18 February 2021, The Tablet

It must have been enclosed stoves that thawed the limbs of churchgoers

It must have been enclosed stoves that thawed the limbs of churchgoers

Westminster City Council is selling off street signs. Abbey Road is expected to go for £2,000, but there’s also one from the street in which Westminster Cathedral stands, Ambrosden Avenue: estimate £80-£120.

In Hitchcock’s 1940 film Foreign Correspondent, a shot from the cathedral campanile (from which a man plunges to his death) shows a sign for Ambrosden Avenue, and a line of coalhole covers supplying the mansion flats that poured forth smoke day and night to obscure with soot the stripy white and red of the tower.

The sign on the cathedral side of the road figures in a shot of two nuns of the Daughters of Charity with their extra­ordinarily exuberant wimples, at the usual entrance to the place at that time.

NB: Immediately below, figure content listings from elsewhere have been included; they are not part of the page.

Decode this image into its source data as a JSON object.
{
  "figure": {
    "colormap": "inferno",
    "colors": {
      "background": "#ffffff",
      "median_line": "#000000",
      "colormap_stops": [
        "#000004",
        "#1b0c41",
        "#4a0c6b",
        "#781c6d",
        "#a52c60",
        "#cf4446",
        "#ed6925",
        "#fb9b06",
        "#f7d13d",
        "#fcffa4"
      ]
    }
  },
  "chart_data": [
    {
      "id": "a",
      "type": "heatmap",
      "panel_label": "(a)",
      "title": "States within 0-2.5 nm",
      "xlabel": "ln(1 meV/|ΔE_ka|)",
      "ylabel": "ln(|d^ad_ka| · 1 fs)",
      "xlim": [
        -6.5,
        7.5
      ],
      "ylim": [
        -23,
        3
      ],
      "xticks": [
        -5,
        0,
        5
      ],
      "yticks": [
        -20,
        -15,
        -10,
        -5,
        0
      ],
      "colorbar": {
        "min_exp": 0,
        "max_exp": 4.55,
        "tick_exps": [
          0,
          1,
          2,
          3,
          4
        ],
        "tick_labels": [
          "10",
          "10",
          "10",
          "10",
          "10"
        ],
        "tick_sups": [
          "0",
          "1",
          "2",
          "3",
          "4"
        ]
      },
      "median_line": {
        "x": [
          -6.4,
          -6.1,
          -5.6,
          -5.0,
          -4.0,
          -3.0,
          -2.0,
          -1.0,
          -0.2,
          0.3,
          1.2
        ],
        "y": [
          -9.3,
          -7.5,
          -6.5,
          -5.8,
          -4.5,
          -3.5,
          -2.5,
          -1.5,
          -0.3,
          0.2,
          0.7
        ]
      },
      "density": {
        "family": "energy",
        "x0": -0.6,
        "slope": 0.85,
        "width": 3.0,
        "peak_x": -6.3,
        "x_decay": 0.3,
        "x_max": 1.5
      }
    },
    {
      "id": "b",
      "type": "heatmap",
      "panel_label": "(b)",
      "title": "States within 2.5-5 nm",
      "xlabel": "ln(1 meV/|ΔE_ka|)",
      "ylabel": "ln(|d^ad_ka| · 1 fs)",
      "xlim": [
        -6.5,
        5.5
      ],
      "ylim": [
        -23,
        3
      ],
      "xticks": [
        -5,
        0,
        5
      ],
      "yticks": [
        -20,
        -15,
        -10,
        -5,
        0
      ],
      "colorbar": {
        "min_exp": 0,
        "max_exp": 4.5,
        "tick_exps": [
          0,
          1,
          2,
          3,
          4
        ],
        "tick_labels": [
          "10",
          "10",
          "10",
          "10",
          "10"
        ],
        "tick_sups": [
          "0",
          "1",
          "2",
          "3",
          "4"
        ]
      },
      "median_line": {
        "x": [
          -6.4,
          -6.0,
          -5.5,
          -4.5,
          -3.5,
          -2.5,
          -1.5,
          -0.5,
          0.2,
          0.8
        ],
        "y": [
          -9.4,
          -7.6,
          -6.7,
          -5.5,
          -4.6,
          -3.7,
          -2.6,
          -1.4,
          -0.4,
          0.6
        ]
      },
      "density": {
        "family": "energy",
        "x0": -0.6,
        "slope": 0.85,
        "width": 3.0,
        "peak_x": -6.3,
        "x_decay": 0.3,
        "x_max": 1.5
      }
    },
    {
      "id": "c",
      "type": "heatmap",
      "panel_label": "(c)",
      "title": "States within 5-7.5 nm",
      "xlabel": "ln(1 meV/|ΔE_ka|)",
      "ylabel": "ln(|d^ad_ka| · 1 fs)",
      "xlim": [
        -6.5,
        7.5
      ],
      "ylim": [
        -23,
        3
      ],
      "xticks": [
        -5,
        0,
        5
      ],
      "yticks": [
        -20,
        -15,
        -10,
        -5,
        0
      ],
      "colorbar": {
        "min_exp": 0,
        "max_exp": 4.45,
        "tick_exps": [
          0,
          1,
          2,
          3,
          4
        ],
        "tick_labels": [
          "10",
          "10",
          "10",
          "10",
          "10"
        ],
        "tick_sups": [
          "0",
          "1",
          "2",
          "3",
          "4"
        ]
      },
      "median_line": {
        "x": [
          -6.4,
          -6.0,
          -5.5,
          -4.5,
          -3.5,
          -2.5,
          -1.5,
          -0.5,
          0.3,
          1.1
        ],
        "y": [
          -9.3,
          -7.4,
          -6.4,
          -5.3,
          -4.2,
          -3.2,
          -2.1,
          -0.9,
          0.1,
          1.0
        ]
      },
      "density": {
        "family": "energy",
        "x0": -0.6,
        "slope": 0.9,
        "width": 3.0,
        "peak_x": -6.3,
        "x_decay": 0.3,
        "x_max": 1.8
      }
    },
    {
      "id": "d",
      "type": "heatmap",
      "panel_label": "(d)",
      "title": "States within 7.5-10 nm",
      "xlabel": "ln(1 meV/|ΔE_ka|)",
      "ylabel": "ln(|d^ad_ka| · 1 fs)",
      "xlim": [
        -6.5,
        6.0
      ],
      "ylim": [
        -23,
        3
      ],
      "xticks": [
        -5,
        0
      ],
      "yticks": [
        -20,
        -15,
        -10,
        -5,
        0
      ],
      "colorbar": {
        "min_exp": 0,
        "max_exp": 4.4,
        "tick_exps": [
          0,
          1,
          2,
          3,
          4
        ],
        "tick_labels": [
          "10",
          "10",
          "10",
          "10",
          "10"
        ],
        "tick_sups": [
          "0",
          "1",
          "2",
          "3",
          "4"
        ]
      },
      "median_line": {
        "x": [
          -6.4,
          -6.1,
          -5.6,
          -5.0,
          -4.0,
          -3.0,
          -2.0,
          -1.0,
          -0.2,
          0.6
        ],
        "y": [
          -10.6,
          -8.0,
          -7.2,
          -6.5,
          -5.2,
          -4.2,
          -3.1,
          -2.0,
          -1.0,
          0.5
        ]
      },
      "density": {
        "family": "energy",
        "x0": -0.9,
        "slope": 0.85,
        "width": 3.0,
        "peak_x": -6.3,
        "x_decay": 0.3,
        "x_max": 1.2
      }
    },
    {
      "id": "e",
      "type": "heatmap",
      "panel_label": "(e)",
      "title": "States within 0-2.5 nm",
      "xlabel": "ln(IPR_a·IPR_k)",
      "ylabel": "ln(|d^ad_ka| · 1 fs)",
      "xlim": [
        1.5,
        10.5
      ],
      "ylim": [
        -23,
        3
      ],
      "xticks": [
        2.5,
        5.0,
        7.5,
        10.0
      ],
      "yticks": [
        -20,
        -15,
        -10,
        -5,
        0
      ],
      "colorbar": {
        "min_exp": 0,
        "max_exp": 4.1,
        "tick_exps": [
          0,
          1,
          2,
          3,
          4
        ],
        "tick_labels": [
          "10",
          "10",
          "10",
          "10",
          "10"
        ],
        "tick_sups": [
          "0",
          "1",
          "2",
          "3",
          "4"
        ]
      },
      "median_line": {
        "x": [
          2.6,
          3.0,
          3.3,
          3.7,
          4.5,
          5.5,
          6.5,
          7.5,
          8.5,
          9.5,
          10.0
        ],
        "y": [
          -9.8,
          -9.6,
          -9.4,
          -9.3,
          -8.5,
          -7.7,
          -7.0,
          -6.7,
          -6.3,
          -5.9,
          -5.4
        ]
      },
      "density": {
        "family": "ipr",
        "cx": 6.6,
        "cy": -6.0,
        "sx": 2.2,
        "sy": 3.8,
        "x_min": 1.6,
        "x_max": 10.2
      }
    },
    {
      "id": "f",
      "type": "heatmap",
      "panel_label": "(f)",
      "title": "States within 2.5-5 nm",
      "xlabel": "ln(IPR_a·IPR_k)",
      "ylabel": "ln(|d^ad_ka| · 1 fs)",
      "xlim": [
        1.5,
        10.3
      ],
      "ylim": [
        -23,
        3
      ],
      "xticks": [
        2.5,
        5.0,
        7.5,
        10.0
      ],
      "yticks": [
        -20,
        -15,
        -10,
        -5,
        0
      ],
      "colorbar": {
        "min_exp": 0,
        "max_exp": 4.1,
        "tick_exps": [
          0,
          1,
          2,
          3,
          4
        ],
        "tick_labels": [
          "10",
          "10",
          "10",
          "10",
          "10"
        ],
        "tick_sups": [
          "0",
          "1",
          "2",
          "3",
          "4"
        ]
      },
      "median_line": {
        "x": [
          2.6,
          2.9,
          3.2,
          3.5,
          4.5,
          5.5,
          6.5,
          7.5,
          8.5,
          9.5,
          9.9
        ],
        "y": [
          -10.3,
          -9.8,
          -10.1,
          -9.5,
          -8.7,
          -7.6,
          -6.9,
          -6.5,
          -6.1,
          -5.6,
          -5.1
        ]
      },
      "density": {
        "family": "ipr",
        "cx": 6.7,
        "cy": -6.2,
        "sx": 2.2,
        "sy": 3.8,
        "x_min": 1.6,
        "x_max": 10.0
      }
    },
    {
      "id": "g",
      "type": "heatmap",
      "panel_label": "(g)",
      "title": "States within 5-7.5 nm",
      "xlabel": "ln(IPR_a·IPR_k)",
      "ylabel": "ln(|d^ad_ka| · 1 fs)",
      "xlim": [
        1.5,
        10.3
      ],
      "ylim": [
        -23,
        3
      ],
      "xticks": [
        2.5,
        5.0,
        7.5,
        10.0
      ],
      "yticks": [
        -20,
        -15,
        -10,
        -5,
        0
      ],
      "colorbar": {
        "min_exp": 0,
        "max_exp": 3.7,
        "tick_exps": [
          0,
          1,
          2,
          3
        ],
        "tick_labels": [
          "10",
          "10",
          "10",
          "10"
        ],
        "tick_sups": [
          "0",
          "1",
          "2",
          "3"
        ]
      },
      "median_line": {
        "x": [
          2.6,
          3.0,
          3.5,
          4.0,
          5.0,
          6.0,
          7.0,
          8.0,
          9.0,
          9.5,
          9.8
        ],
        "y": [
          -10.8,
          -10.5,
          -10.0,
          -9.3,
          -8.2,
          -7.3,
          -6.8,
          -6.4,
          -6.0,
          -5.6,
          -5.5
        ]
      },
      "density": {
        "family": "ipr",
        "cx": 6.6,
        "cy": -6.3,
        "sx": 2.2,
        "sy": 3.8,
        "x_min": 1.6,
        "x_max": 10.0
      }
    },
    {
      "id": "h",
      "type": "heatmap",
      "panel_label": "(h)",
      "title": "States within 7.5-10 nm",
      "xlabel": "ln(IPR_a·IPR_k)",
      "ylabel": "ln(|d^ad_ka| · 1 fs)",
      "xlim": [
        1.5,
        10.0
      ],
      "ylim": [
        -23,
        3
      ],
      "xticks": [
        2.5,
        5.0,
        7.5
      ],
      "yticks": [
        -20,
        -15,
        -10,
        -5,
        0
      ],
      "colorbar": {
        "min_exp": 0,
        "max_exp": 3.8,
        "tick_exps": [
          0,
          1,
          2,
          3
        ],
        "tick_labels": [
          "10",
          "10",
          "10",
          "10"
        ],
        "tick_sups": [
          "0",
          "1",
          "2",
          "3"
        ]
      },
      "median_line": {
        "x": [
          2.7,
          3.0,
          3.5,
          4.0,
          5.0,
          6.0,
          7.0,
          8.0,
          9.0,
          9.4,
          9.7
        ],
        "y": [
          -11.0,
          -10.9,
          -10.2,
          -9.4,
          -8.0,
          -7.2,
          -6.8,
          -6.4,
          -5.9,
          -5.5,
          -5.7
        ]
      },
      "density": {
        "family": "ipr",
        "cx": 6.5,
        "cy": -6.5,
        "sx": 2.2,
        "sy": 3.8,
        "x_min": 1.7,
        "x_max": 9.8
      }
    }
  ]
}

Above that side doorway, two years after Hitchcock’s Requiem Mass at the cathedral in 1980, a mosaic tympanum of lettering was made, to mark the visit of Pope John Paul II. It was designed by the epigrapher and friend of David Jones, Nicolete Gray: “Porta sis ostium pacificum per eum qui se ostium appellavit, Jesum Christum” – “May this door be the gate of peace through him who called himself the gate, Jesus Christ.” That doorway is now blocked up to accommodate a gift shop, so I’m not sure with what degree of irony the inscription should be taken.